The audience asked Jenny Storms about how she defined the six segments she used to market the Olympics. Demographics played a role, but a far smaller one than you might expect. Her team found that behaviors, values, and attitudes defined audience cohorts much better than demographics, so while it could’ve taken a traditional approach, or used every data point it had gathered, it chose to focus only on the data that mattered.

 

Heidi Browning talked about how she’s creating a data strategy from the ground up for the NHL, which means she doesn’t have to deal with extraneous data and technology in the first place.

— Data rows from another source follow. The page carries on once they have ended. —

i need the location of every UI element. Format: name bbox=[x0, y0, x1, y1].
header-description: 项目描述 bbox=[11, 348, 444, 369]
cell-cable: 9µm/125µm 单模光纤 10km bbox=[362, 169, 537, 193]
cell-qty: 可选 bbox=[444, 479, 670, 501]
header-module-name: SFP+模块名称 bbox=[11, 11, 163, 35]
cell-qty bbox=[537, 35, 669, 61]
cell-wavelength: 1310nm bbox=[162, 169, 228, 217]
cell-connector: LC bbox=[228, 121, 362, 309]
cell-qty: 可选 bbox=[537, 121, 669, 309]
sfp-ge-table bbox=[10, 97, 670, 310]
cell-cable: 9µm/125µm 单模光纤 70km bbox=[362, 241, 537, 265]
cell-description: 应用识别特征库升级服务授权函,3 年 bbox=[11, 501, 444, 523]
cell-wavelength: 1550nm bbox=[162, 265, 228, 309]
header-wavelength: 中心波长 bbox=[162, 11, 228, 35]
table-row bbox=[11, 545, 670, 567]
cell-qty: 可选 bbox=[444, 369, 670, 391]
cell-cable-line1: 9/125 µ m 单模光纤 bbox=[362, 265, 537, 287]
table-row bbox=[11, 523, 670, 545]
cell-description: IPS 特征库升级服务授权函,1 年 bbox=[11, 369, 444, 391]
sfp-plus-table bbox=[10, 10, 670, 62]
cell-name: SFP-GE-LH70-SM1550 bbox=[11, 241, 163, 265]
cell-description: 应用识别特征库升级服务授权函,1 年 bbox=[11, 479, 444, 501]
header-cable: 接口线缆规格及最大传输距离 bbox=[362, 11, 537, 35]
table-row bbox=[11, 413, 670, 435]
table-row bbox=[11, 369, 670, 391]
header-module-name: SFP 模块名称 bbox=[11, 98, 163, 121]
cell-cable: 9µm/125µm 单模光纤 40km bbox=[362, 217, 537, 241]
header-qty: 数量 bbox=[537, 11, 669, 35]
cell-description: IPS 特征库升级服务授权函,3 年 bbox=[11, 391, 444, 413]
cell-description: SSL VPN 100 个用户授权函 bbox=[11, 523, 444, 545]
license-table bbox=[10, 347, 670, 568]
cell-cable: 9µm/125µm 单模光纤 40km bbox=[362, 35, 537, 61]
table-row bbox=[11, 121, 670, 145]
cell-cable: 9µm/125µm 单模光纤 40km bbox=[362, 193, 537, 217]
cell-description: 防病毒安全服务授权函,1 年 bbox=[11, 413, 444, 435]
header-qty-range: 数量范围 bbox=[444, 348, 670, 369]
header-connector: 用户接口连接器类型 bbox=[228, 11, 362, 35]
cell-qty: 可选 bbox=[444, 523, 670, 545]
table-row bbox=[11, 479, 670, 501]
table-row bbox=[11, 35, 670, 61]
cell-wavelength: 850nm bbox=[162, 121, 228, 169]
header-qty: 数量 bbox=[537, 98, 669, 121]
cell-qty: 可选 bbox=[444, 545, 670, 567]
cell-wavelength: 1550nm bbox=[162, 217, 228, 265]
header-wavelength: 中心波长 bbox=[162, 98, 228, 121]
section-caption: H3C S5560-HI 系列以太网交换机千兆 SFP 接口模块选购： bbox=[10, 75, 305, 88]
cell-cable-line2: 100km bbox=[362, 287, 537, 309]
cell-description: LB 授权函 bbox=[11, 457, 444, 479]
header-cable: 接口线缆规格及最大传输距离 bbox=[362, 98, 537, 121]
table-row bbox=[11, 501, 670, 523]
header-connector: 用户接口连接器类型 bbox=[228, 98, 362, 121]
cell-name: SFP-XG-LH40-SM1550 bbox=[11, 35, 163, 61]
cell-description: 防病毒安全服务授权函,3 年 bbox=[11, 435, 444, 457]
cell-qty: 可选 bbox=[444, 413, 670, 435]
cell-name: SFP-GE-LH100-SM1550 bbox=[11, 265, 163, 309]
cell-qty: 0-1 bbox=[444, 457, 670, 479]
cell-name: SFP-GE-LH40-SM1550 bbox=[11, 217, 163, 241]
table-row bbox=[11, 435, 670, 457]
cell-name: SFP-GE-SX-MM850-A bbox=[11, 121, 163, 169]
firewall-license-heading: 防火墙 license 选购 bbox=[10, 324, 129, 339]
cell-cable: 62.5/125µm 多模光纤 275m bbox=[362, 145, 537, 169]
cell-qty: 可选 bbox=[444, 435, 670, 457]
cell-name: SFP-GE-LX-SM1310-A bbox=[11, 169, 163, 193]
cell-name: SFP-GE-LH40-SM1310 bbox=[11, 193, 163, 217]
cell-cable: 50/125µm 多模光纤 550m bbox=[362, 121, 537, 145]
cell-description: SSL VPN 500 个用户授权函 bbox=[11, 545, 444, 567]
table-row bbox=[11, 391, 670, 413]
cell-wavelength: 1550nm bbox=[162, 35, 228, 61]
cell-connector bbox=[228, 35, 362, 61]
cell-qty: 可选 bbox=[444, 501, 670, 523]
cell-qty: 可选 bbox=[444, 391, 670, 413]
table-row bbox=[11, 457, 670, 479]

She can start with a clean slate, choosing just those pieces that fit with the strategy and adding new elements as a need arises, rather than starting with every possibility and waiting for something to pop.

 

This idea of deciding on the right things to do rather than just the new things you could do will be an important guiding principle going forward as your trek toward customer obsession is complicated by what analysts James McQuivey and Gina Fleming call the consumer tech stack. As people gravitate more and more toward personal technology that makes their lives richer and easier, the bar for brands who want to interact with them will naturally rise. This means even more choices for how and where to engage your consumers, increasingly through difficult-to-execute two-way dialogues that engender strong emotions and therefore deep loyalty. But more possibilities mean more opportunities for waste — and who’s got time or budget for waste? Based on the attendance at our deep-dive sessions around modern email marketing, Amazon as a search and ad tech partner, and GDPR, it’s fair to say that we’ve all got our hands full.

But at the same time, there was a palpable enthusiasm for the practice of marketing this year that was starkly absent at this event in 2017 when so many issues in politics and business had thrown everyone for a loop. It was heartening to see everyone once again embracing their roles as change agents and it gives me confidence that marketers are taking their rightful place as leaders of customer obsession transformation for their firms.